Akif Beki: "Ağzını açana Ergenekoncu, darbeci demek..."
Karar gazetesi yazarı Akif Beki, "Ağzını açanın üstüne Ergenekoncu, darbeci yaftasıyla gidilmesinin işi nerelere getirdiği ortada" sözleriyle hükümeti eleştirdi.

Cumhurbaşkanı Erdoğan'ın Başbakanlığı döneminde danışmanlığını yapan Karar gazetesi yazarı Akif Beki, hükümetin FETÖ ile mücadele yöntemini eleştirdi. "Kimi yanlışları dile getirmek ve eleştirmek, FETÖ’ye değil FETÖ’yle daha başarılı mücadele edilmesine hizmet eder" diyen Beki,  "Ağzını açanın üstüne Ergenekoncu, darbeci yaftasıyla gidilmesinin işi nerelere getirdiği ortada" ifadelerini kullandı.

Beki'nin "FETÖ’ye o değil bu hizmet eder" başlıklı yazısının ilgili bölümü şöyle:

"FETÖ’ye hizmet edecek şey, mücadeleyi rayından çıkaracak idari yanlışlarda ısrar edilmesidir...

Ekmeğine yağ sürecek şey, yargılamaların amacından saptırılmasına göz yumulmasıdır...

Davaların araçsallaştırılma tehlikesi hakkında kimsenin konuşturulmamasıdır. Sulandırma girişimlerine karşı uyarılara kulak asılmamasıdır. Kurunun yanında yaşın da yanmaması yönündeki eleştirilerin dikkate alınmak yerine bastırılmasıdır vesair...

Ergenekon davaları sürecinde seyrettiğimiz film yani.

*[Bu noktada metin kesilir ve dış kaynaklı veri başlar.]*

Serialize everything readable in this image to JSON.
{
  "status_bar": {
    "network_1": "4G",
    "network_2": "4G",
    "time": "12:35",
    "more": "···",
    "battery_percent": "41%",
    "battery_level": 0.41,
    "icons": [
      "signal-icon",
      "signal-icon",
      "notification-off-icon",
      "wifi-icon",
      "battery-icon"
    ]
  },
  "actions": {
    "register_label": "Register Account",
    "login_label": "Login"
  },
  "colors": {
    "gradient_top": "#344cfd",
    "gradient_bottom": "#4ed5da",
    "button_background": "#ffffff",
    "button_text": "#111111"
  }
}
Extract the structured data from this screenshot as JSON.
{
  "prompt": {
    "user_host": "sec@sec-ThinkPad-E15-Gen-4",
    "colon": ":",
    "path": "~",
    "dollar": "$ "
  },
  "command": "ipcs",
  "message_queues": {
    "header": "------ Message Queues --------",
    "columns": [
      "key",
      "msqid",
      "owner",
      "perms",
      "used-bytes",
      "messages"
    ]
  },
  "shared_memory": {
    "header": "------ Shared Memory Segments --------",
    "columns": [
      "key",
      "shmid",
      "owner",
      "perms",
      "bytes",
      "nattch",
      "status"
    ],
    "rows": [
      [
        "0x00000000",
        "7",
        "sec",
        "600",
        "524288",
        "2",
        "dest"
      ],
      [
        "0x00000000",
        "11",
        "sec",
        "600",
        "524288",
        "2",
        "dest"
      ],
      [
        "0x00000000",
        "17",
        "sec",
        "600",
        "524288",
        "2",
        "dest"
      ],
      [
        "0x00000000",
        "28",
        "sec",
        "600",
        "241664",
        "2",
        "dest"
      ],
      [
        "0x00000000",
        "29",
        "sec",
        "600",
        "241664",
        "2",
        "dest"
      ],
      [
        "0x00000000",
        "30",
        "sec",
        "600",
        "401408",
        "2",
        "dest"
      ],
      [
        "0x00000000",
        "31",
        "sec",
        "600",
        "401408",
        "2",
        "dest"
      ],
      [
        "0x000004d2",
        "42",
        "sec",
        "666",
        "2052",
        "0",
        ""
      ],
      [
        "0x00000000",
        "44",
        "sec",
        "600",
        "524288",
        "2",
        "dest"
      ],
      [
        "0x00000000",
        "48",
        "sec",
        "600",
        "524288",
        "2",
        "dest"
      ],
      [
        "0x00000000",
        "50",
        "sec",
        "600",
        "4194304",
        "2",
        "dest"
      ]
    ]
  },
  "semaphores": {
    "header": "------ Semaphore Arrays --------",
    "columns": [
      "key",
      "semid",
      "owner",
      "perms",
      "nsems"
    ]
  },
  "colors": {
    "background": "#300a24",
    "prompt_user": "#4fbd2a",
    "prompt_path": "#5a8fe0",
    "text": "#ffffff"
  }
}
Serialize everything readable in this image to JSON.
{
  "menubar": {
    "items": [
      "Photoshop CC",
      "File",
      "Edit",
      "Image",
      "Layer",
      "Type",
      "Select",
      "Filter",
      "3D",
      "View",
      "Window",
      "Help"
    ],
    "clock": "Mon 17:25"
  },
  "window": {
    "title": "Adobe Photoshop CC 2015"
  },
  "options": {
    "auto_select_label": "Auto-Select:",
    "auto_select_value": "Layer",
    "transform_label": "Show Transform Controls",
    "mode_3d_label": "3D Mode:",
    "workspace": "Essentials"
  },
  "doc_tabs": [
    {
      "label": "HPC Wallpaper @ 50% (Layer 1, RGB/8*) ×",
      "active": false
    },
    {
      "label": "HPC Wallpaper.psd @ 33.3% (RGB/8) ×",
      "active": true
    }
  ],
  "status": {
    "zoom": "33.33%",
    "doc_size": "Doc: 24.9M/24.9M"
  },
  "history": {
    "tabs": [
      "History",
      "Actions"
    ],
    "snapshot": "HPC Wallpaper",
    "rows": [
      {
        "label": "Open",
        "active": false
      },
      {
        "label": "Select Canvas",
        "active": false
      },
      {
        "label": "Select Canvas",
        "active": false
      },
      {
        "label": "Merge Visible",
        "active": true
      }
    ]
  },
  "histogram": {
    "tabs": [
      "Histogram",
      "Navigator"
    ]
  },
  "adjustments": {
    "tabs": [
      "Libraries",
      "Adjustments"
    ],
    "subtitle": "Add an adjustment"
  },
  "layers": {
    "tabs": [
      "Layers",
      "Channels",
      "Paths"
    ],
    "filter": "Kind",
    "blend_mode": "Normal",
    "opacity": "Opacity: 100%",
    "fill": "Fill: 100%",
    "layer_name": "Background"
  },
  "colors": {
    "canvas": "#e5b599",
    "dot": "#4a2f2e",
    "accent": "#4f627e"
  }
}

Mücadelenin toplumsal meşruiyetinden alınan gücün kötüye kullanılmasının sonunu yaşayarak görmedik mi?

Ağzını açanın üstüne Ergenekoncu, darbeci yaftasıyla gidilmesinin işi nerelere getirdiği ortada.

Zamanında fark edilse, zamanında müdahale edilse hukuk ve yargı, bunca kumpasa alet edilebilir miydi?

Ama...

Mücadelenin büyüklüğünün yanında kıymet-i harbiyesi yoktur denilerek, insani ve hukuki facialara karşı duyarsızlaştırıldığımız için bu mümkün oldu.

***

Şayet Gökhan Açıkkollu adlı bir öğretmen, FETÖ’yle irtibat şüphesiyle alınıp gözaltında hayatını kaybettiyse...

Yargı, şüphelinin ölümü sebebiyle hakkında kovuşturmaya yer kalmadığından takipsizlik verip sanık sandalyesine oturtmadan dosyayı kapattıysa...

Hakkındaki FETÖ’cülük suçlaması, savunma hakkı tanınarak adil yargılama sonucunda kesinleşmiş bir mahkeme kararına bağlanmamışsa...

Ve bir buçuk yıl sonra, konusu ‘göreve iade’ olan çok gecikmiş bir resmi yazışmayla olay gündeme gelmişse...

Suçluluğundan ya da suçsuzluğundan söz edilemez, olsa olsa bir mağduriyet hikayesinden söz edilebilir.

Ve eğer FETÖ’nün eline ‘yargılamaların hukuki değil siyasi olduğu’ karalamalarıyla istismar edeceği bir propaganda malzemesi vermeyeceksek...

Aynı filmi tekrar seyretmek de istemiyorsak...

Medyaya ve siyasete düşen, gördüğü hataları ‘neme lazım’ demeden sorgulamaktır.

Sorumlulara düşen de Yusuf Tekin’in yaptığını yapmaktır. Vurdumduymazca kulağının üstüne yatmak ya da ‘en iyi savunma saldırıdır’ taktiğine sarılmak değil."